Like many parents, Hussaini tries not to push too many worldviews on her daughter. But on Wednesday morning after Election Day, that was simply unavoidable.
Her daughter was terrified of being kicked out of the country she was born in, with an impenetrable wall between her and her friends. She asked, in detail, questions about passports, contingencies, and travel plans and whether it was even safe for her to go school.
Hussaini did her best to explain how the government works — that there’s a Constitution and three separate branches with a system of checks and balances built in to make sure no one has too much power.

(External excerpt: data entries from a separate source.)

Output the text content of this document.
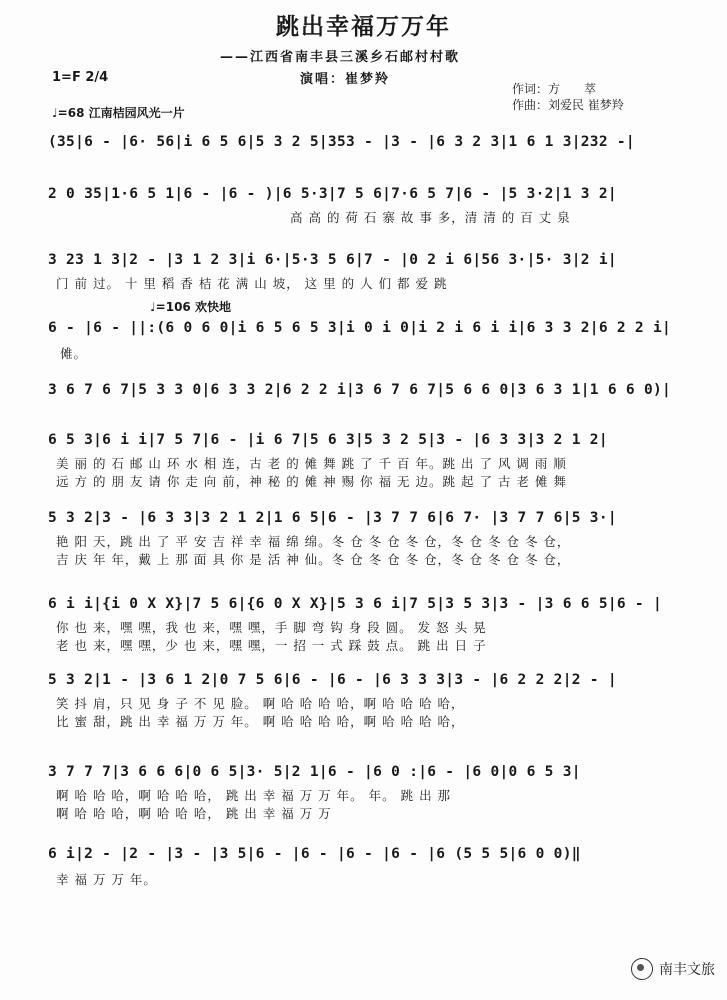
跳出幸福万万年
——江西省南丰县三溪乡石邮村村歌
演唱：崔梦羚
作词：方　　萃
作曲：刘爱民 崔梦羚
1=F 2/4
♩=68 江南桔园风光一片
♩=106 欢快地
(35|6 - |6· 56|i 6 5 6|5 3 2 5|353 - |3 - |6 3 2 3|1 6 1 3|232 -|
2 0 35|1·6 5 1|6 - |6 - )|6 5·3|7 5 6|7·6 5 7|6 - |5 3·2|1 3 2|
高 高 的 荷 石 寨 故 事 多，清 清 的 百 丈 泉
3 23 1 3|2 - |3 1 2 3|i 6·|5·3 5 6|7 - |0 2 i 6|56 3·|5· 3|2 i|
门 前 过。 十 里 稻 香 桔 花 满 山 坡， 这 里 的 人 们 都 爱 跳
6 - |6 - ||:(6 0 6 0|i 6 5 6 5 3|i 0 i 0|i 2 i 6 i i|6 3 3 2|6 2 2 i|
傩。
3 6 7 6 7|5 3 3 0|6 3 3 2|6 2 2 i|3 6 7 6 7|5 6 6 0|3 6 3 1|1 6 6 0)|
6 5 3|6 i i|7 5 7|6 - |i 6 7|5 6 3|5 3 2 5|3 - |6 3 3|3 2 1 2|
美 丽 的 石 邮 山 环 水 相 连，古 老 的 傩 舞 跳 了 千 百 年。跳 出 了 风 调 雨 顺
远 方 的 朋 友 请 你 走 向 前，神 秘 的 傩 神 赐 你 福 无 边。跳 起 了 古 老 傩 舞
5 3 2|3 - |6 3 3|3 2 1 2|1 6 5|6 - |3 7 7 6|6 7· |3 7 7 6|5 3·|
艳 阳 天，跳 出 了 平 安 吉 祥 幸 福 绵 绵。冬 仓 冬 仓 冬 仓，冬 仓 冬 仓 冬 仓，
吉 庆 年 年，戴 上 那 面 具 你 是 活 神 仙。冬 仓 冬 仓 冬 仓，冬 仓 冬 仓 冬 仓，
6 i i|{i 0 X X}|7 5 6|{6 0 X X}|5 3 6 i|7 5|3 5 3|3 - |3 6 6 5|6 - |
你 也 来，嘿 嘿，我 也 来，嘿 嘿，手 脚 弯 钩 身 段 圆。 发 怒 头 晃
老 也 来，嘿 嘿，少 也 来，嘿 嘿，一 招 一 式 踩 鼓 点。 跳 出 日 子
5 3 2|1 - |3 6 1 2|0 7 5 6|6 - |6 - |6 3 3 3|3 - |6 2 2 2|2 - |
笑 抖 肩，只 见 身 子 不 见 脸。 啊 哈 哈 哈 哈，啊 哈 哈 哈 哈，
比 蜜 甜，跳 出 幸 福 万 万 年。 啊 哈 哈 哈 哈，啊 哈 哈 哈 哈，
3 7 7 7|3 6 6 6|0 6 5|3· 5|2 1|6 - |6 0 :|6 - |6 0|0 6 5 3|
啊 哈 哈 哈，啊 哈 哈 哈， 跳 出 幸 福 万 万 年。 年。 跳 出 那
啊 哈 哈 哈，啊 哈 哈 哈， 跳 出 幸 福 万 万
6 i|2 - |2 - |3 - |3 5|6 - |6 - |6 - |6 - |6 (5 5 5|6 0 0)‖
幸 福 万 万 年。
南丰文旅
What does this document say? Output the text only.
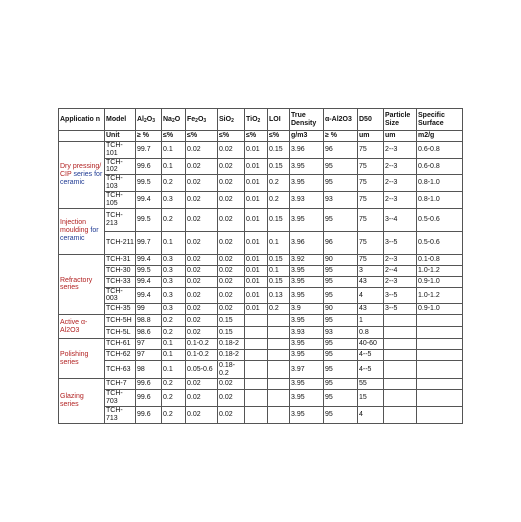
Applicatio n	Model	Al2O3	Na2O	Fe2O3	SiO2	TiO2	LOI	True Density	α-Al2O3	D50	Particle Size	Specific Surface
	Unit	≥ %	≤%	≤%	≤%	≤%	≤%	g/m3	≥ %	um	um	m2/g
Dry pressing/ CIP series for ceramic	TCH-101	99.7	0.1	0.02	0.02	0.01	0.15	3.96	96	75	2--3	0.6-0.8
	TCH-102	99.6	0.1	0.02	0.02	0.01	0.15	3.95	95	75	2--3	0.6-0.8
	TCH-103	99.5	0.2	0.02	0.02	0.01	0.2	3.95	95	75	2--3	0.8-1.0
	TCH-105	99.4	0.3	0.02	0.02	0.01	0.2	3.93	93	75	2--3	0.8-1.0
Injection moulding for ceramic	TCH-213	99.5	0.2	0.02	0.02	0.01	0.15	3.95	95	75	3--4	0.5-0.6
	TCH-211	99.7	0.1	0.02	0.02	0.01	0.1	3.96	96	75	3--5	0.5-0.6
Refractory series	TCH-31	99.4	0.3	0.02	0.02	0.01	0.15	3.92	90	75	2--3	0.1-0.8
	TCH-30	99.5	0.3	0.02	0.02	0.01	0.1	3.95	95	3	2--4	1.0-1.2
	TCH-33	99.4	0.3	0.02	0.02	0.01	0.15	3.95	95	43	2--3	0.9-1.0
	TCH-003	99.4	0.3	0.02	0.02	0.01	0.13	3.95	95	4	3--5	1.0-1.2
	TCH-35	99	0.3	0.02	0.02	0.01	0.2	3.9	90	43	3--5	0.9-1.0
Active α- Al2O3	TCH-5H	98.8	0.2	0.02	0.15			3.95	95	1		
	TCH-5L	98.6	0.2	0.02	0.15			3.93	93	0.8		
Polishing series	TCH-61	97	0.1	0.1-0.2	0.18-2			3.95	95	40-60		
	TCH-62	97	0.1	0.1-0.2	0.18-2			3.95	95	4--5		
	TCH-63	98	0.1	0.05-0.6	0.18- 0.2			3.97	95	4--5		
Glazing series	TCH-7	99.6	0.2	0.02	0.02			3.95	95	55		
	TCH-703	99.6	0.2	0.02	0.02			3.95	95	15		
	TCH-713	99.6	0.2	0.02	0.02			3.95	95	4		
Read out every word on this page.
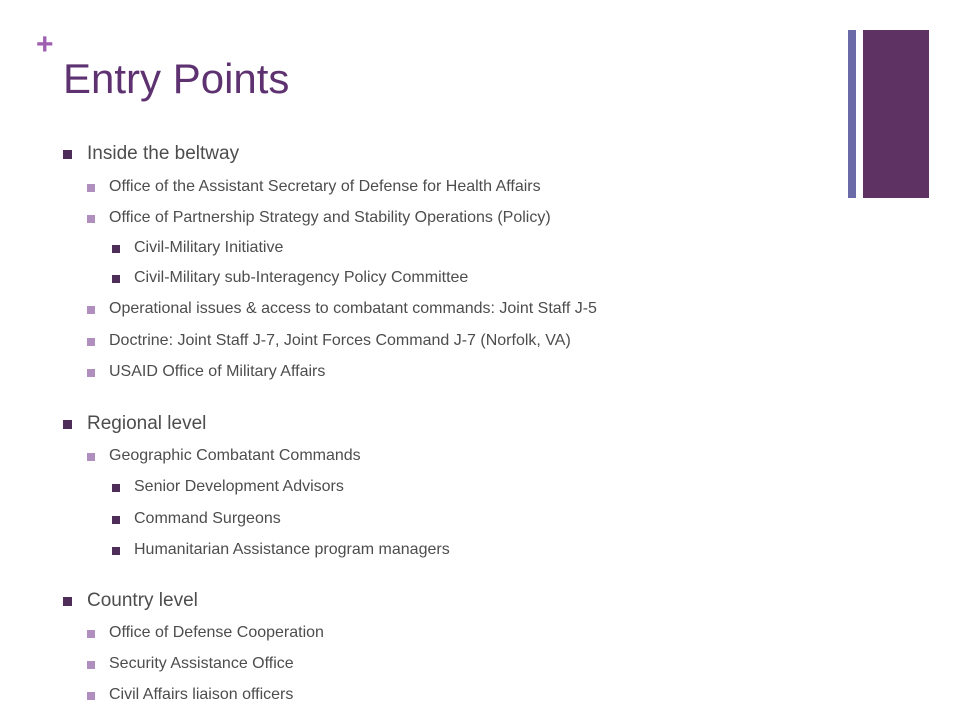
+
Entry Points
Inside the beltway
Office of the Assistant Secretary of Defense for Health Affairs
Office of Partnership Strategy and Stability Operations (Policy)
Civil-Military Initiative
Civil-Military sub-Interagency Policy Committee
Operational issues & access to combatant commands: Joint Staff J-5
Doctrine: Joint Staff J-7, Joint Forces Command J-7 (Norfolk, VA)
USAID Office of Military Affairs
Regional level
Geographic Combatant Commands
Senior Development Advisors
Command Surgeons
Humanitarian Assistance program managers
Country level
Office of Defense Cooperation
Security Assistance Office
Civil Affairs liaison officers
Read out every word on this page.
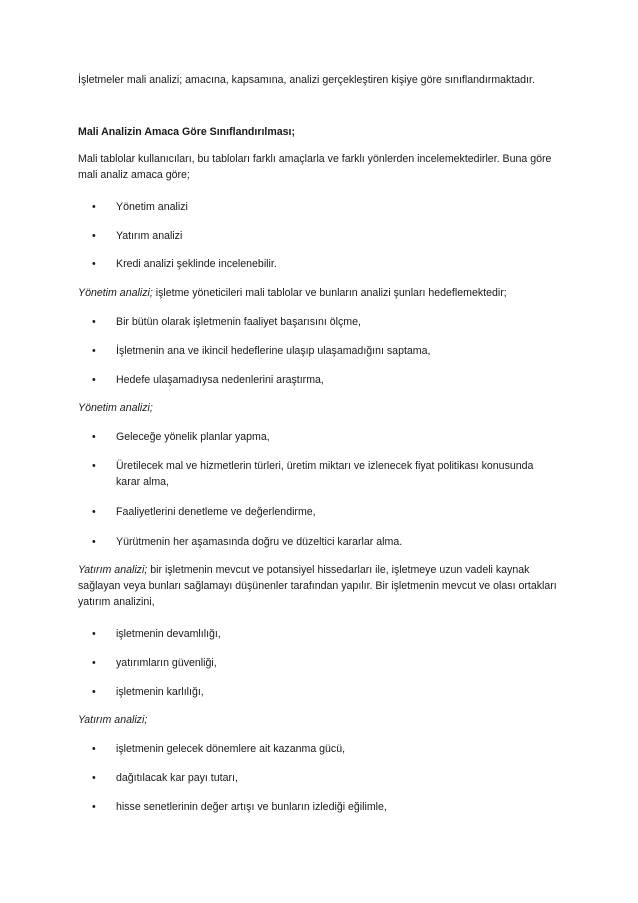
İşletmeler mali analizi; amacına, kapsamına, analizi gerçekleştiren kişiye göre sınıflandırmaktadır.

Mali Analizin Amaca Göre Sınıflandırılması;

Mali tablolar kullanıcıları, bu tabloları farklı amaçlarla ve farklı yönlerden incelemektedirler. Buna göre mali analiz amaca göre;

•	Yönetim analizi
•	Yatırım analizi
•	Kredi analizi şeklinde incelenebilir.

Yönetim analizi; işletme yöneticileri mali tablolar ve bunların analizi şunları hedeflemektedir;

•	Bir bütün olarak işletmenin faaliyet başarısını ölçme,
•	İşletmenin ana ve ikincil hedeflerine ulaşıp ulaşamadığını saptama,
•	Hedefe ulaşamadıysa nedenlerini araştırma,

Yönetim analizi;

•	Geleceğe yönelik planlar yapma,
•	Üretilecek mal ve hizmetlerin türleri, üretim miktarı ve izlenecek fiyat politikası konusunda karar alma,
•	Faaliyetlerini denetleme ve değerlendirme,
•	Yürütmenin her aşamasında doğru ve düzeltici kararlar alma.

Yatırım analizi; bir işletmenin mevcut ve potansiyel hissedarları ile, işletmeye uzun vadeli kaynak sağlayan veya bunları sağlamayı düşünenler tarafından yapılır. Bir işletmenin mevcut ve olası ortakları yatırım analizini,

•	işletmenin devamlılığı,
•	yatırımların güvenliği,
•	işletmenin karlılığı,

Yatırım analizi;

•	işletmenin gelecek dönemlere ait kazanma gücü,
•	dağıtılacak kar payı tutarı,
•	hisse senetlerinin değer artışı ve bunların izlediği eğilimle,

She told her daughter, “We want to be positive, because as Americans, we believe in our laws and [that] people are generally good” — even though, she noted, she wasn’t even sure if she believed those words herself.
But sometimes, she said, you need to believe in something, even if it’s just to hearing yourself say it. Sometimes that’s what it takes to get by.
“What would be helpful [now] is knowing I’m not alone,” Hussaini told me. “That if hate comes out in full force that I can keep my family safe.”
“I’m an American citizen, born and raised, and I don’t feel safe or comfortable. I don’t know when my rights are going to be infringed upon and if they will, what I am supposed to do.
I want to know that my freedom of religion is covered.
I want to know that my freedom of speech is still safe.
I want to know that America is still for me.”